Applying Deep Convolution Neural Network (CNN) on flow cytometry data for the prediction of a survival type clinical outcome

(2023)

Files

Mouaden_98022000_2023.pdf
  • Open access
  • Adobe PDF
  • 4.47 MB

Details

Supervisors
Degree label
Abstract
In 2020, a group of researchers published an innovative paper that presented a new approach to the processing of cytometry data. Employing a Deep Convolutional Neural Network architecture, they demonstrated the potential of these models to not only surpass existing automated biomarker identification methods but also provide fresh insights in cytometry data analysis. Drawing inspiration from this successful initiative, this Master's thesis sets out to validate the application of Deep CNN models to predict survival outcomes using flow cytometry data. The dataset chosen for this endeavor comprises 383 HIV-positive patients, destined to progress to AIDS. Among them, 191 were designated for training and 192 for testing, as part of an automated data analysis challenge that yielded a random forest model as the winning solution. In pursuit of this goal, a modified version of the CNN model is introduced, tailored to the unique aspects of survival data through an adapted loss function—the negative log-likelihood. The thesis delves into the design of the architecture and the intricate process of hyperparameter selection. Model performance evaluation is carried out using the concordance index, which measures prediction accuracy. During testing, the emergence of significant overfitting issues prompted the exploration of remedies, resulting in the incorporation of dropout layers and data augmentation techniques to mitigate these.
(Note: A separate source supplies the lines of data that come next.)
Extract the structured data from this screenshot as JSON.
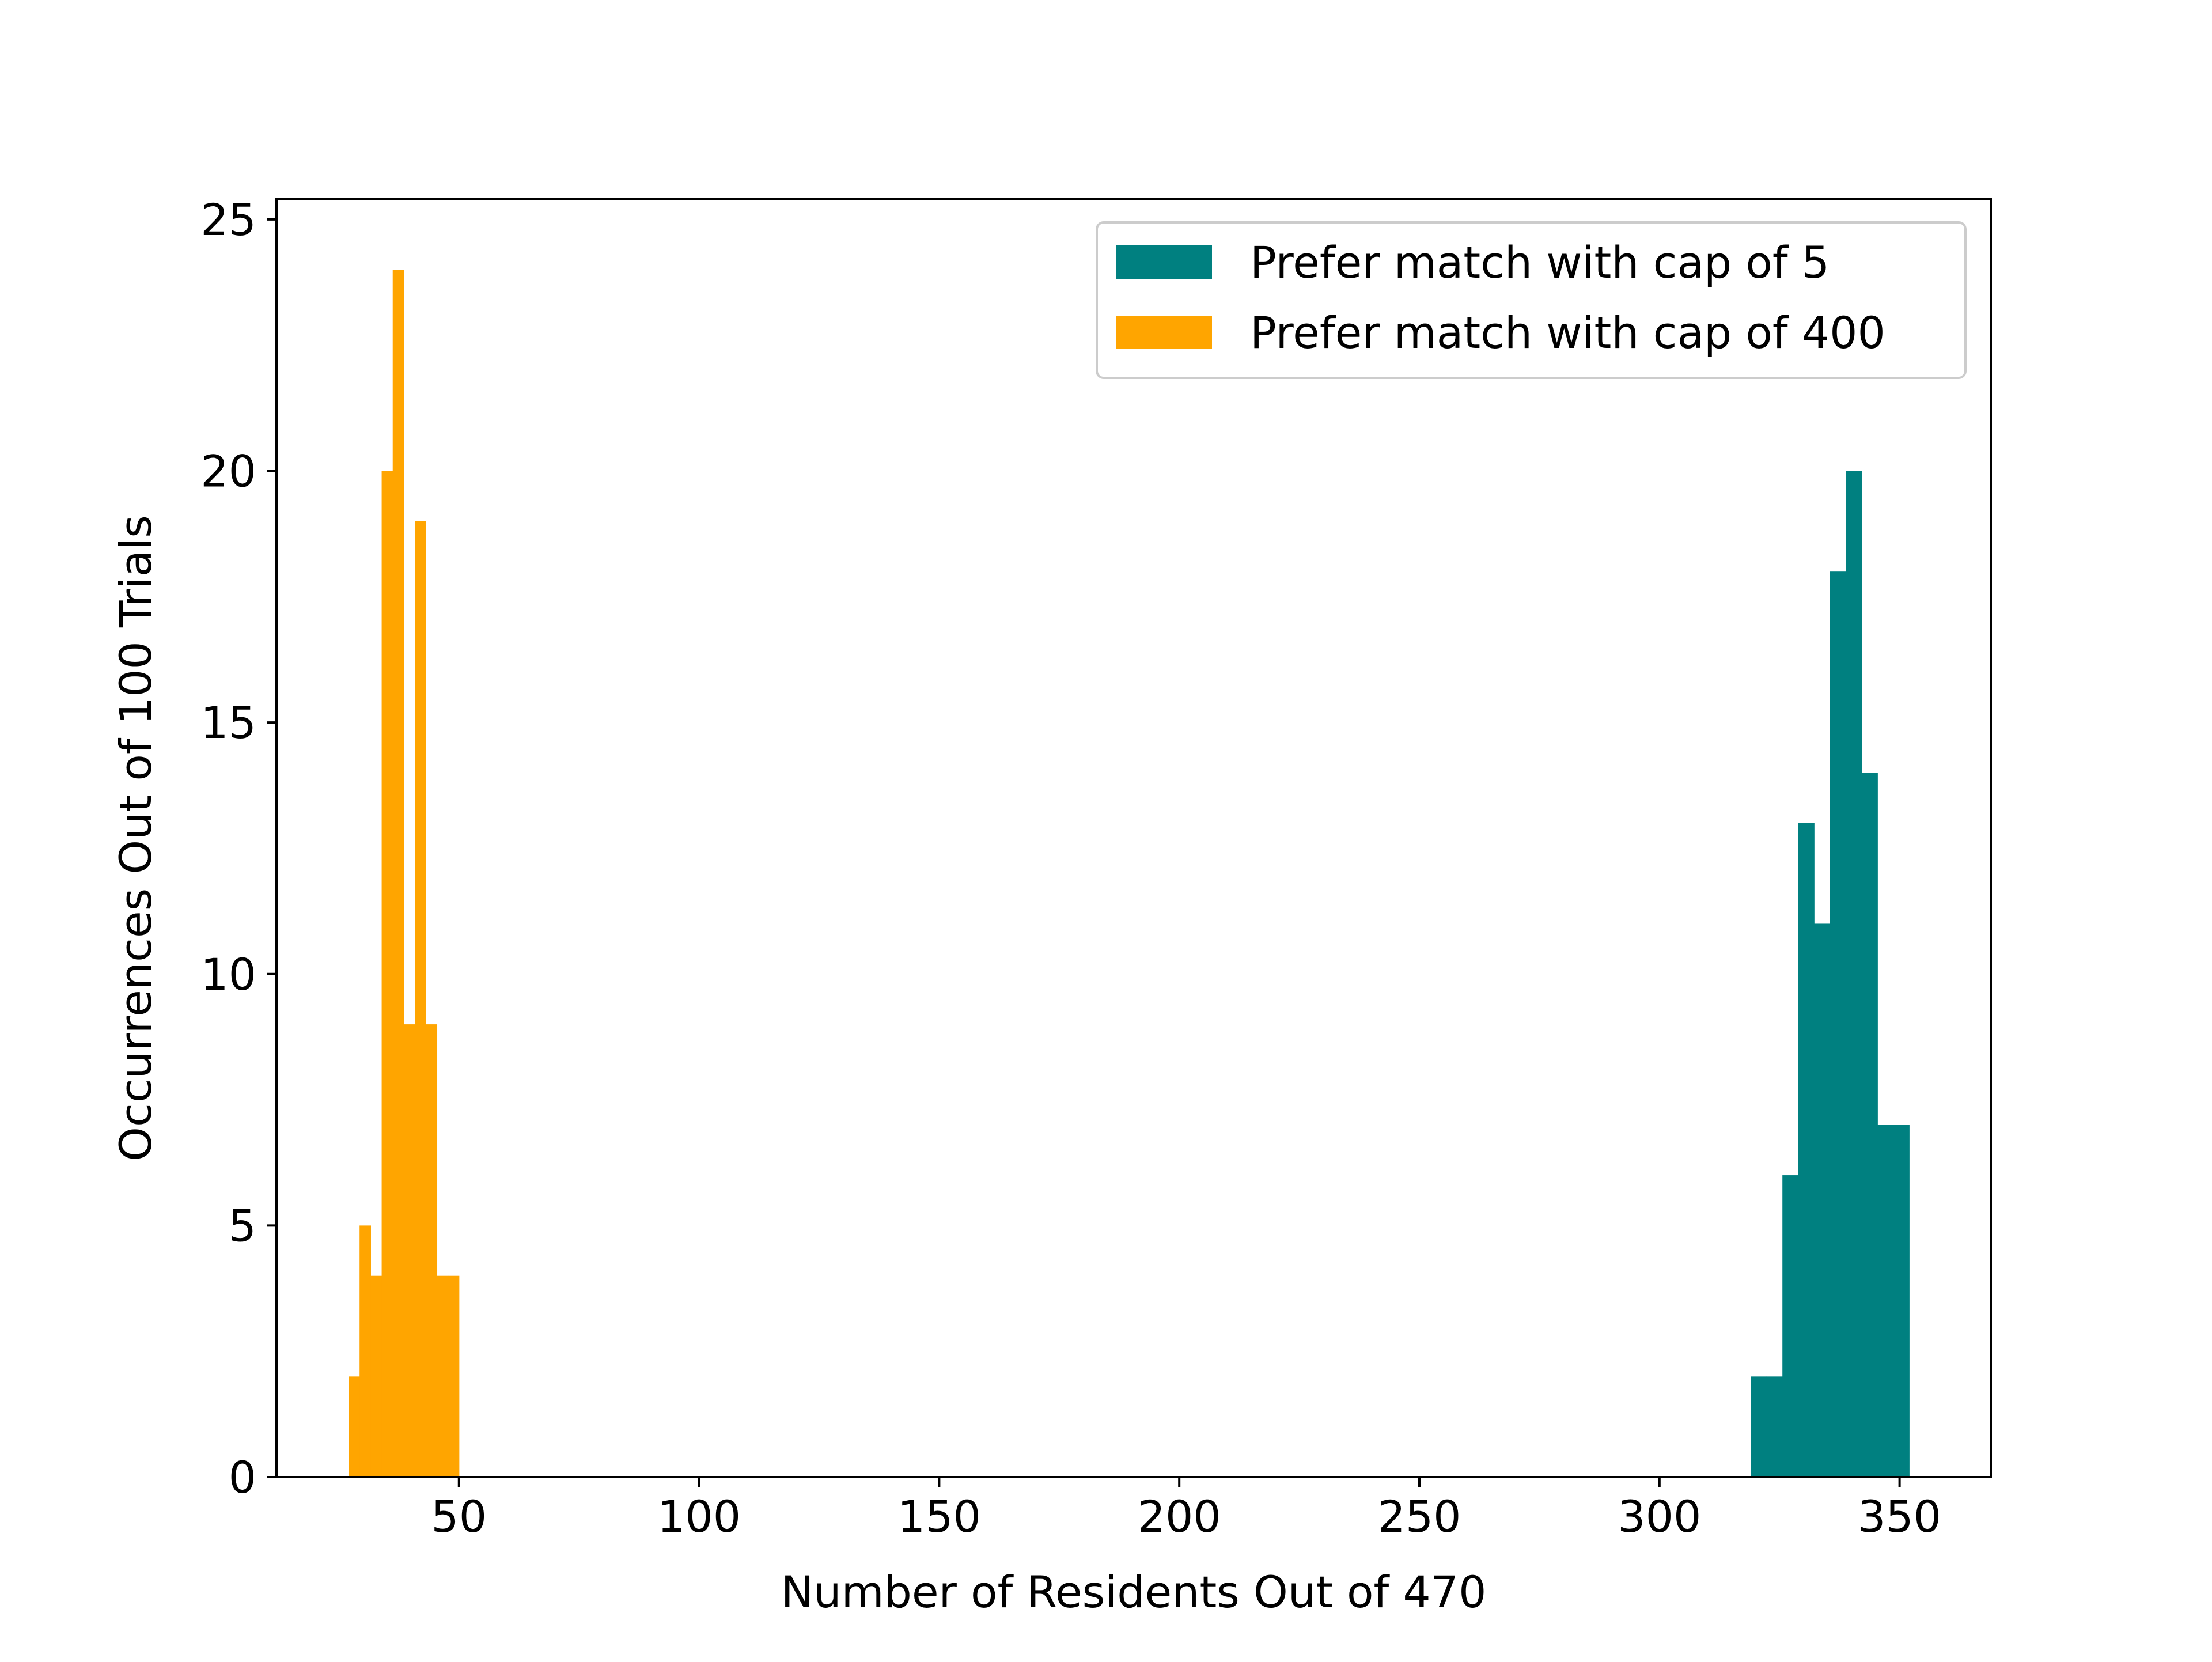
{
  "chart_data": {
    "type": "bar",
    "title": "",
    "xlabel": "Number of Residents Out of 470",
    "ylabel": "Occurrences Out of 100 Trials",
    "xlim": [
      12,
      369
    ],
    "ylim": [
      0,
      25.4
    ],
    "xticks": [
      50,
      100,
      150,
      200,
      250,
      300,
      350
    ],
    "yticks": [
      0,
      5,
      10,
      15,
      20,
      25
    ],
    "legend_position": "top-right",
    "series": [
      {
        "name": "Prefer match with cap of 5",
        "color": "#008080",
        "bins": [
          {
            "start": 319.0,
            "end": 322.3,
            "count": 2
          },
          {
            "start": 322.3,
            "end": 325.6,
            "count": 2
          },
          {
            "start": 325.6,
            "end": 328.9,
            "count": 6
          },
          {
            "start": 328.9,
            "end": 332.2,
            "count": 13
          },
          {
            "start": 332.2,
            "end": 335.5,
            "count": 11
          },
          {
            "start": 335.5,
            "end": 338.8,
            "count": 18
          },
          {
            "start": 338.8,
            "end": 342.1,
            "count": 20
          },
          {
            "start": 342.1,
            "end": 345.4,
            "count": 14
          },
          {
            "start": 345.4,
            "end": 348.7,
            "count": 7
          },
          {
            "start": 348.7,
            "end": 352.0,
            "count": 7
          }
        ]
      },
      {
        "name": "Prefer match with cap of 400",
        "color": "#FFA500",
        "bins": [
          {
            "start": 27.0,
            "end": 29.3,
            "count": 2
          },
          {
            "start": 29.3,
            "end": 31.6,
            "count": 5
          },
          {
            "start": 31.6,
            "end": 33.9,
            "count": 4
          },
          {
            "start": 33.9,
            "end": 36.2,
            "count": 20
          },
          {
            "start": 36.2,
            "end": 38.5,
            "count": 24
          },
          {
            "start": 38.5,
            "end": 40.8,
            "count": 9
          },
          {
            "start": 40.8,
            "end": 43.1,
            "count": 19
          },
          {
            "start": 43.1,
            "end": 45.4,
            "count": 9
          },
          {
            "start": 45.4,
            "end": 47.7,
            "count": 4
          },
          {
            "start": 47.7,
            "end": 50.0,
            "count": 4
          }
        ]
      }
    ]
  }
}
The pinnacle of the proposed approach materializes in a deep CNN model with two convolutional layers housing 6 feature maps each, followed by an average pooling layer and 3 fully-connected layers. This optimized model was evaluated on the test set and compared to the winning model's performance. While our model's performance falls slightly short of the winner's, it remains remarkably competitive. By embracing this thesis, we have substantiated the potential of deep CNNs within the realm of cytometry data analysis, underscoring the need for further exploration and refinement in this direction.